Higher-degree models perform worse on the test set, which is a classic **overfitting** phenomenon. Evidence is as follows:

- **Training error decreases but test error increases**: The degree=4 model's Train R² improves from 0.276 (linear) to 0.330, but Test R² drops from 0.299 to -33.314 (negative value indicates the model predicts worse than a simple mean). Test MSE surges from 248,125 to 12,151,490, an increase of approximately 49 times.

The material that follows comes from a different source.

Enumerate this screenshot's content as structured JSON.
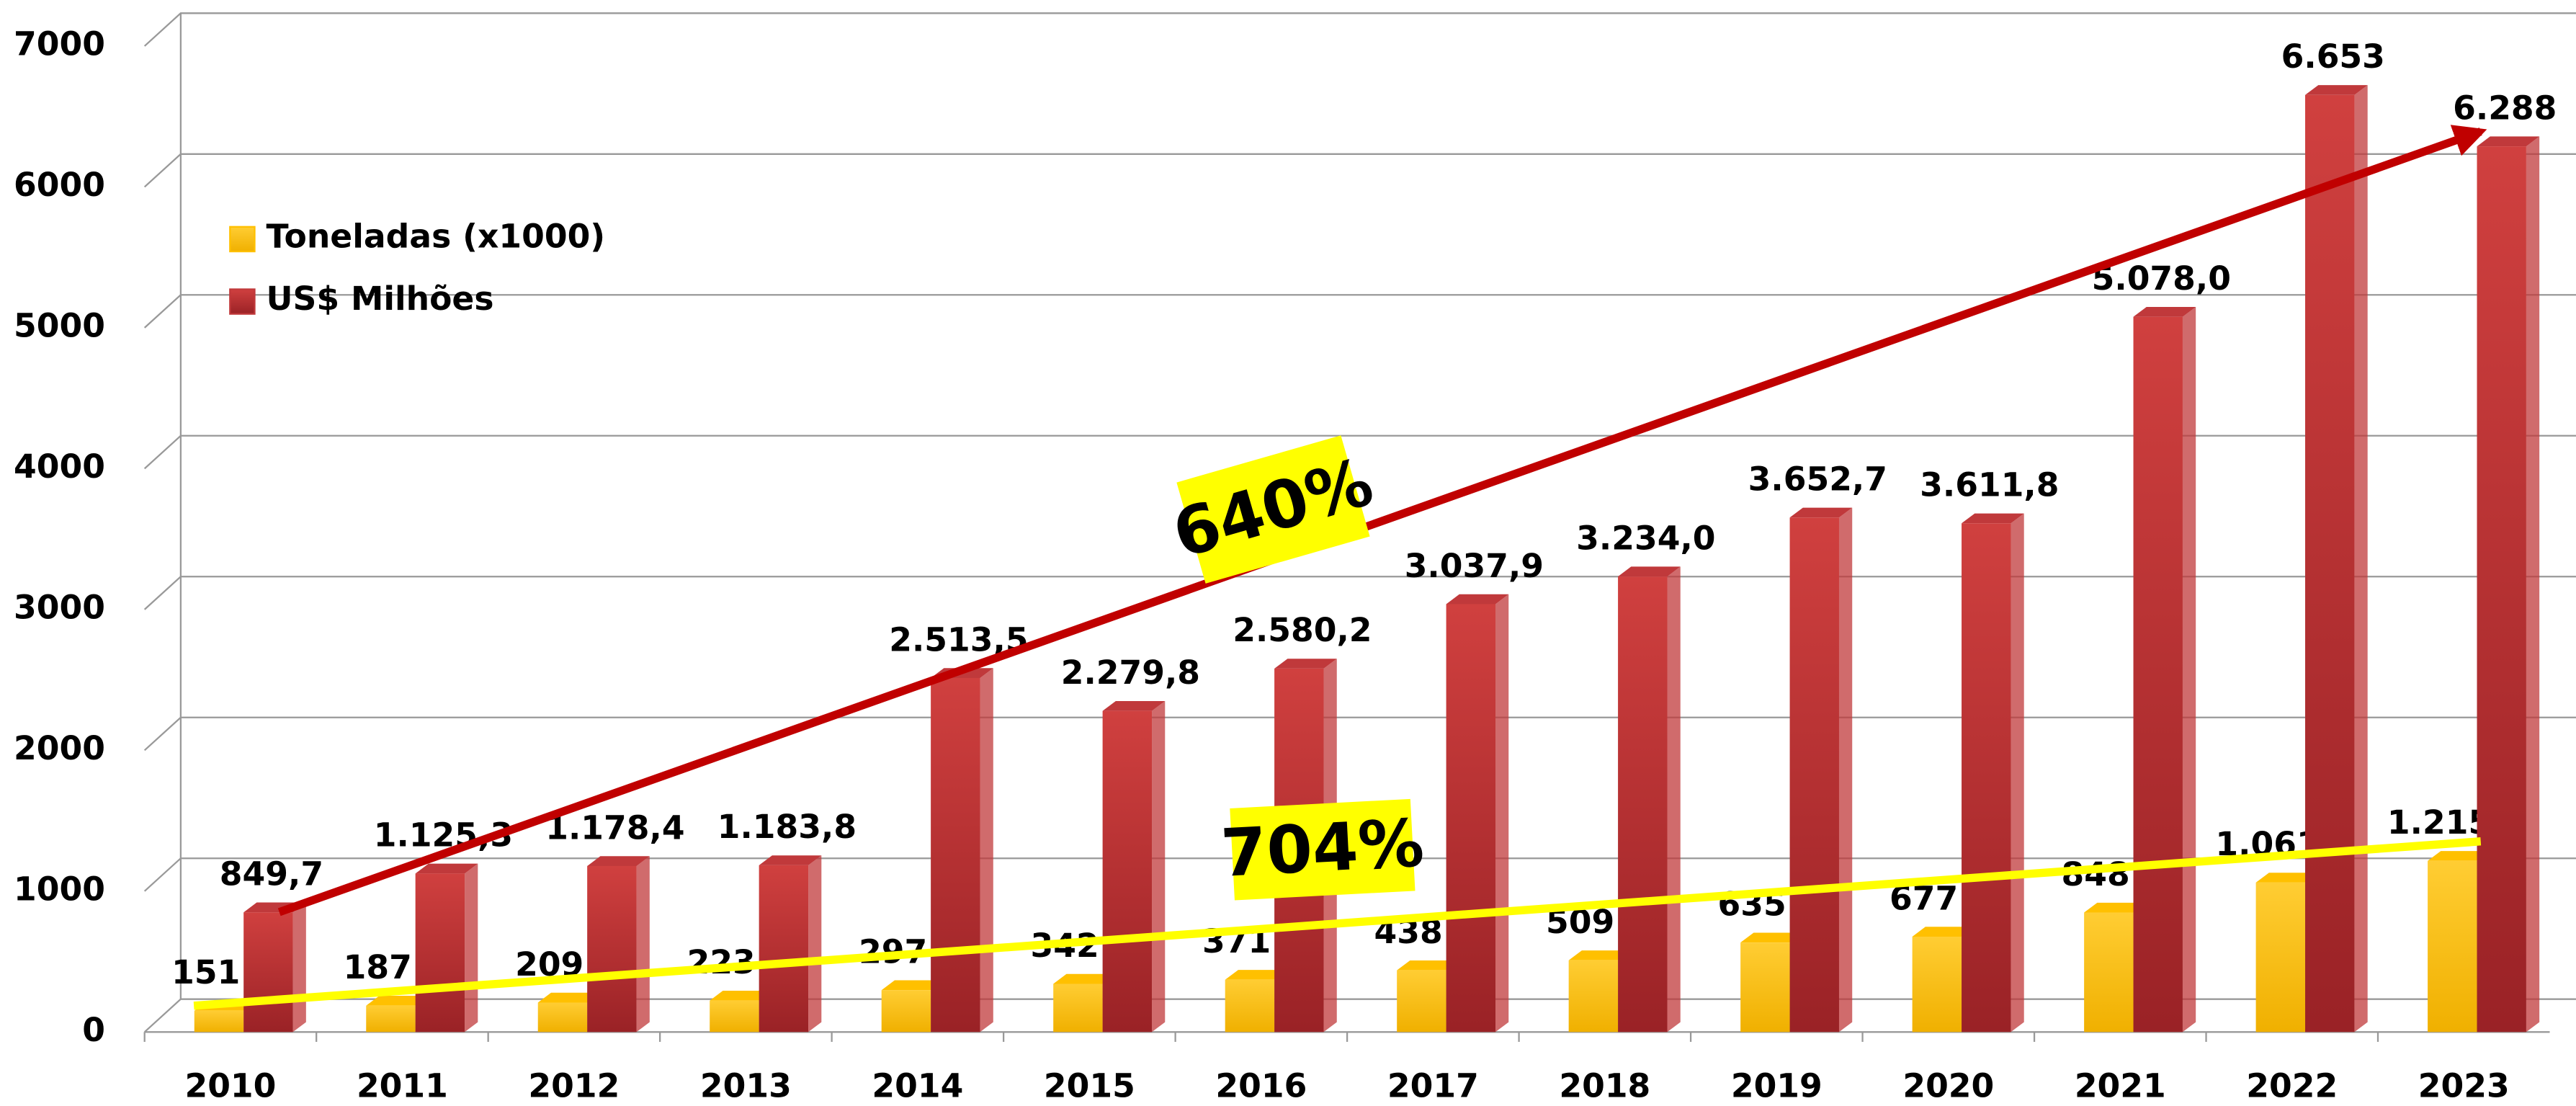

- **Train-test performance gap widens**: At degree=3, the gap between Train R² (0.311) and Test R² (0.250) is 0.061; at degree=4, the gap expands to 33.644, indicating the model has overlearned noise and details in the training data and cannot generalize to new data.

- **Trade-off between model complexity and generalization**: As polynomial degree increases, the number of model parameters grows dramatically (degree=4 has approximately 70 features), making overfitting likely with limited samples (992 training samples).


### Question 4: If none of the models achieve good test performance, provide reasons supported by outputs

**Answer:**

All models achieve poor test performance (best Test R² is only 0.299, indicating the model explains only about 30% of the variance). Main reasons include:

1. **Limited feature set**: Only 4 weather features (AWND, PRCP, TMAX, TMIN) are used, which may miss key driving factors. Electricity consumption is also influenced by unmodeled factors such as occupancy, weekday/weekend patterns, seasonality, economic activity, and user behavior.

2. **High data noise**: From the summary statistics, the standard deviation of daily_consumption (606.82) is relatively large compared to the mean (1561.08), and extreme values exist (minimum 14.22, maximum 4773.39), indicating significant noise and outliers in the data that limit the model's predictive capability.

3. **Weak linear relationship**: Even the best linear model explains only 30% of the variance, suggesting that the linear relationship between weather features and electricity consumption is weak. There may exist complex nonlinear or interaction effects that current models cannot effectively capture.